Mesmo diferentes, todos somos HUMANOS…

O que vem a sua mente quando pensa sobre Deus? Qual palavra você usaria para descrever o significado de Deus para você e em sua vida?
Para mim a palavra é amor. Amor pelos seus filhos, compaixão, paciência, tolerância e fé…

Eu vejo em Deus uma inesgotável fonte de amor. Alguem que nos amou com tanto afinco que nos deixou ser livres para traçarmos nossos próprios caminhos e fazer nossas próprias escolhas, mesmo as vezes não sendo aquilo que ele pessoalmente esperava ou gostaria. Mas quem ama é assim, respeita e não deixa de amar por que se é diferente, mas entende que nem sempre o que a faz feliz também fará a todos felizes, por isso somos indivíduos, cada um perfeito dentro de suas próprias crenças e comportamentos, e todos filhos do mesmo Deus de amor e comprensão…

Infelizmente o que testemunho hoje é um desfile de comportamentos preconceituosos, intolerantes e desrespeitosos, e muitos deles tem se sustentado nos paradigmas criados pelas religiões e na defesa ferrenha de seus seguidores do que eles julgam ser a “vontade de Deus”.

Será que estamos falando do mesmo Deus? Porque eu sinceramente não vejo onde a discriminação e o preconceito encontram lugar no coração de alguem que ama incondicionalmente. Este então não seria o Deus de amor, e sim o Deus do ódio…

Ódio pelo próximo, desrespeito ao livre arbítrio… Ódio por aquilo que é diferente, incompreendido e aos olhos cegados pela ignorancia, assustador.

Pude frequentar várias igrejas e denominações diferentes em várias ocasiões, e um fator comum que sempre ligou todas elas era a imagem do Deus bondoso, Deus do amor, misericordia…

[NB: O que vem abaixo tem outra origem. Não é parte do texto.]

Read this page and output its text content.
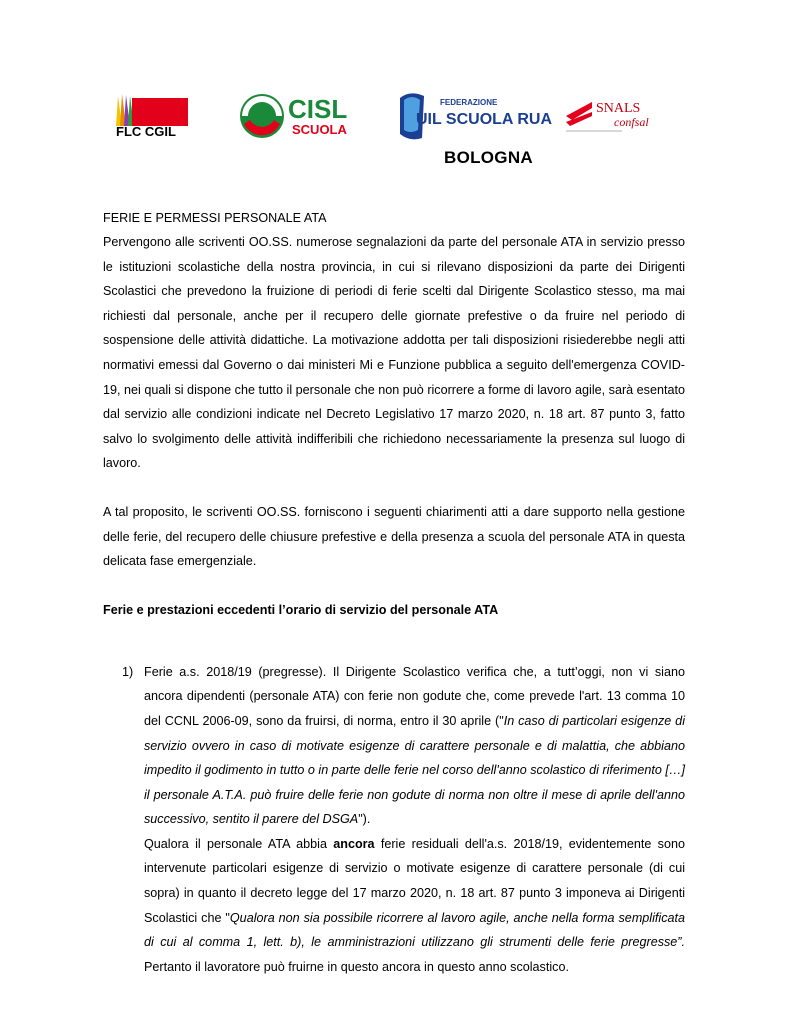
FLC CGIL
CISL
SCUOLA
FEDERAZIONE
UIL SCUOLA RUA
SNALS
confsal
BOLOGNA

FERIE E PERMESSI PERSONALE ATA

Pervengono alle scriventi OO.SS. numerose segnalazioni da parte del personale ATA in servizio presso le istituzioni scolastiche della nostra provincia, in cui si rilevano disposizioni da parte dei Dirigenti Scolastici che prevedono la fruizione di periodi di ferie scelti dal Dirigente Scolastico stesso, ma mai richiesti dal personale, anche per il recupero delle giornate prefestive o da fruire nel periodo di sospensione delle attività didattiche. La motivazione addotta per tali disposizioni risiederebbe negli atti normativi emessi dal Governo o dai ministeri Mi e Funzione pubblica a seguito dell'emergenza COVID-19, nei quali si dispone che tutto il personale che non può ricorrere a forme di lavoro agile, sarà esentato dal servizio alle condizioni indicate nel Decreto Legislativo 17 marzo 2020, n. 18 art. 87 punto 3, fatto salvo lo svolgimento delle attività indifferibili che richiedono necessariamente la presenza sul luogo di lavoro.

A tal proposito, le scriventi OO.SS. forniscono i seguenti chiarimenti atti a dare supporto nella gestione delle ferie, del recupero delle chiusure prefestive e della presenza a scuola del personale ATA in questa delicata fase emergenziale.

Ferie e prestazioni eccedenti l’orario di servizio del personale ATA

1) Ferie a.s. 2018/19 (pregresse). Il Dirigente Scolastico verifica che, a tutt’oggi, non vi siano ancora dipendenti (personale ATA) con ferie non godute che, come prevede l'art. 13 comma 10 del CCNL 2006-09, sono da fruirsi, di norma, entro il 30 aprile ("In caso di particolari esigenze di servizio ovvero in caso di motivate esigenze di carattere personale e di malattia, che abbiano impedito il godimento in tutto o in parte delle ferie nel corso dell'anno scolastico di riferimento […] il personale A.T.A. può fruire delle ferie non godute di norma non oltre il mese di aprile dell'anno successivo, sentito il parere del DSGA").

Qualora il personale ATA abbia ancora ferie residuali dell'a.s. 2018/19, evidentemente sono intervenute particolari esigenze di servizio o motivate esigenze di carattere personale (di cui sopra) in quanto il decreto legge del 17 marzo 2020, n. 18 art. 87 punto 3 imponeva ai Dirigenti Scolastici che "Qualora non sia possibile ricorrere al lavoro agile, anche nella forma semplificata di cui al comma 1, lett. b), le amministrazioni utilizzano gli strumenti delle ferie pregresse”. Pertanto il lavoratore può fruirne in questo ancora in questo anno scolastico.
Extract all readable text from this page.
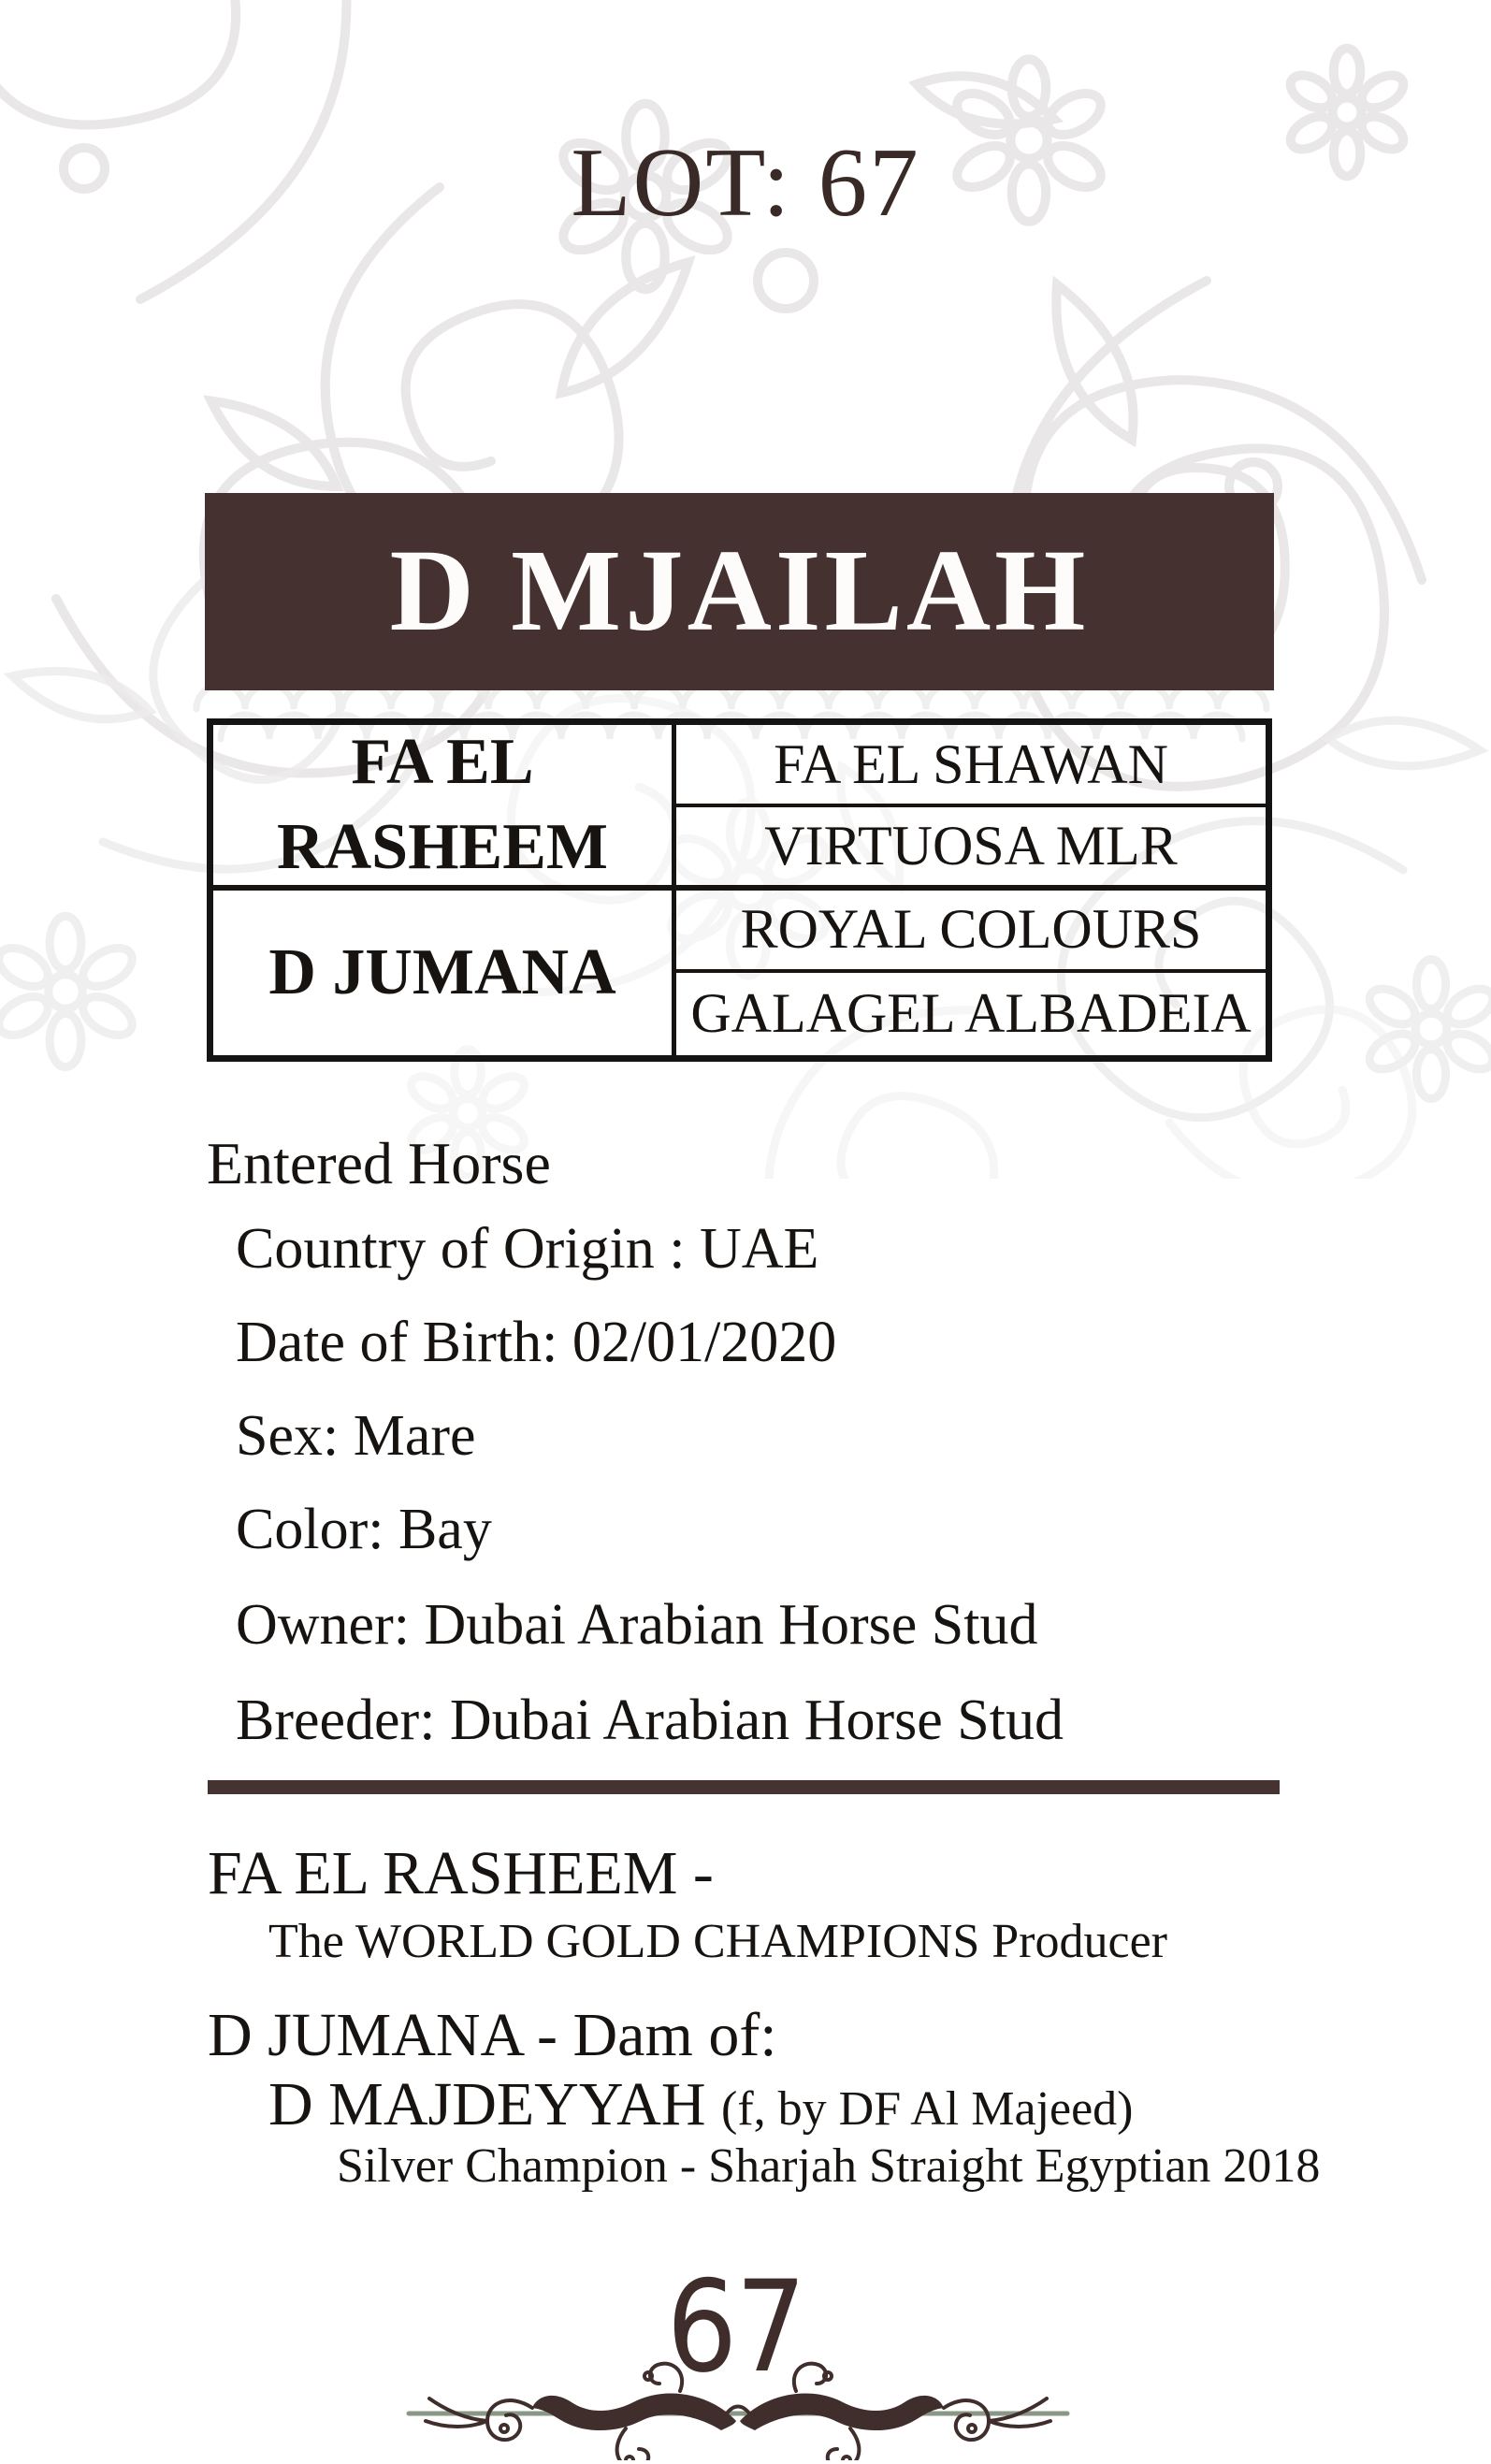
LOT: 67
D MJAILAH
FA EL RASHEEM
D JUMANA
FA EL SHAWAN
VIRTUOSA MLR
ROYAL COLOURS
GALAGEL ALBADEIA
Entered Horse
Country of Origin : UAE
Date of Birth: 02/01/2020
Sex: Mare
Color: Bay
Owner: Dubai Arabian Horse Stud
Breeder: Dubai Arabian Horse Stud
FA EL RASHEEM -
The WORLD GOLD CHAMPIONS Producer
D JUMANA - Dam of:
D MAJDEYYAH (f, by DF Al Majeed)
Silver Champion - Sharjah Straight Egyptian 2018
67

Atitudes como as que estamos presenciando nos ultimos tempos com tanta ignorância e intolerância contra quem escolheu ser diferente da maioria só mostram que muitos dos frequentadores das religiões de nosso país, se não do mundo estão praticando sua fé de maneira equivocada… Estão adorando ao Deus do ódio e da indiferença e não ao Deus do amor que a todos criou…

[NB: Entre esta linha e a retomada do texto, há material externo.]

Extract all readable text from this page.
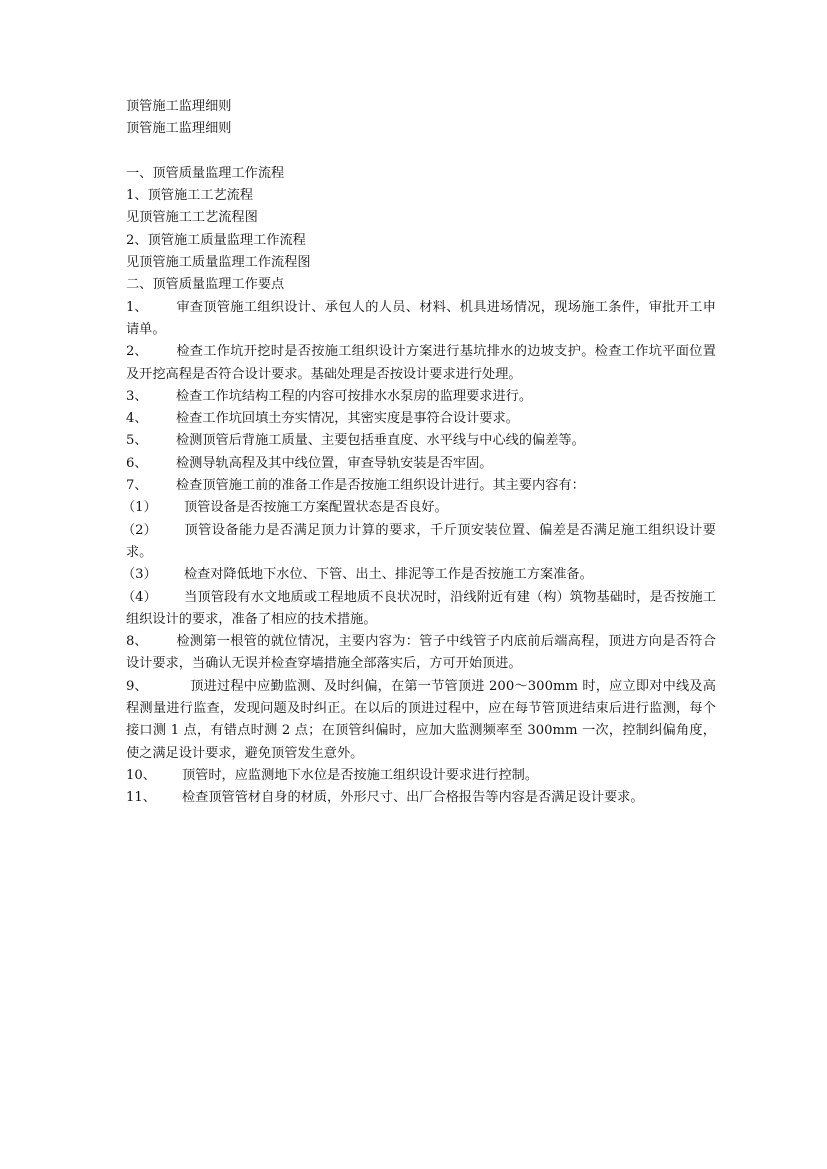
顶管施工监理细则
顶管施工监理细则
一、顶管质量监理工作流程
1、顶管施工工艺流程
见顶管施工工艺流程图
2、顶管施工质量监理工作流程
见顶管施工质量监理工作流程图
二、顶管质量监理工作要点
1、 审查顶管施工组织设计、承包人的人员、材料、机具进场情况，现场施工条件，审批开工申请单。
2、 检查工作坑开挖时是否按施工组织设计方案进行基坑排水的边坡支护。检查工作坑平面位置及开挖高程是否符合设计要求。基础处理是否按设计要求进行处理。
3、 检查工作坑结构工程的内容可按排水水泵房的监理要求进行。
4、 检查工作坑回填土夯实情况，其密实度是事符合设计要求。
5、 检测顶管后背施工质量、主要包括垂直度、水平线与中心线的偏差等。
6、 检测导轨高程及其中线位置，审查导轨安装是否牢固。
7、 检查顶管施工前的准备工作是否按施工组织设计进行。其主要内容有：
（1） 顶管设备是否按施工方案配置状态是否良好。
（2） 顶管设备能力是否满足顶力计算的要求，千斤顶安装位置、偏差是否满足施工组织设计要求。
（3） 检查对降低地下水位、下管、出土、排泥等工作是否按施工方案准备。
（4） 当顶管段有水文地质或工程地质不良状况时，沿线附近有建（构）筑物基础时，是否按施工组织设计的要求，准备了相应的技术措施。
8、 检测第一根管的就位情况，主要内容为：管子中线管子内底前后端高程，顶进方向是否符合设计要求，当确认无误并检查穿墙措施全部落实后，方可开始顶进。
9、	顶进过程中应勤监测、及时纠偏，在第一节管顶进 200～300mm 时，应立即对中线及高程测量进行监查，发现问题及时纠正。在以后的顶进过程中，应在每节管顶进结束后进行监测，每个接口测 1 点，有错点时测 2 点；在顶管纠偏时，应加大监测频率至 300mm 一次，控制纠偏角度，使之满足设计要求，避免顶管发生意外。
10、 顶管时，应监测地下水位是否按施工组织设计要求进行控制。
11、 检查顶管管材自身的材质，外形尺寸、出厂合格报告等内容是否满足设计要求。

As pessoas que escolheram viver uma vida diferente daquelas consideradas “normais” merece o mesmo respeito que você exige no seu dia a dia…

Todos querem ser respeitados em sua escolha religiosa, política e pessoal, mas para ser respeitado também é preciso respeitar e entender que nem todos são iguais e terão as mesmas opiniões e gostos.

Por favor amigos, irmãos, filhos assim como eu do Deus de amor, pensem melhor antes de atirar pedras em quem é diferente, aquela pessoa tem os mesmos direitos que você: Direito a vida, ao amor, ao respeito e a igualdade…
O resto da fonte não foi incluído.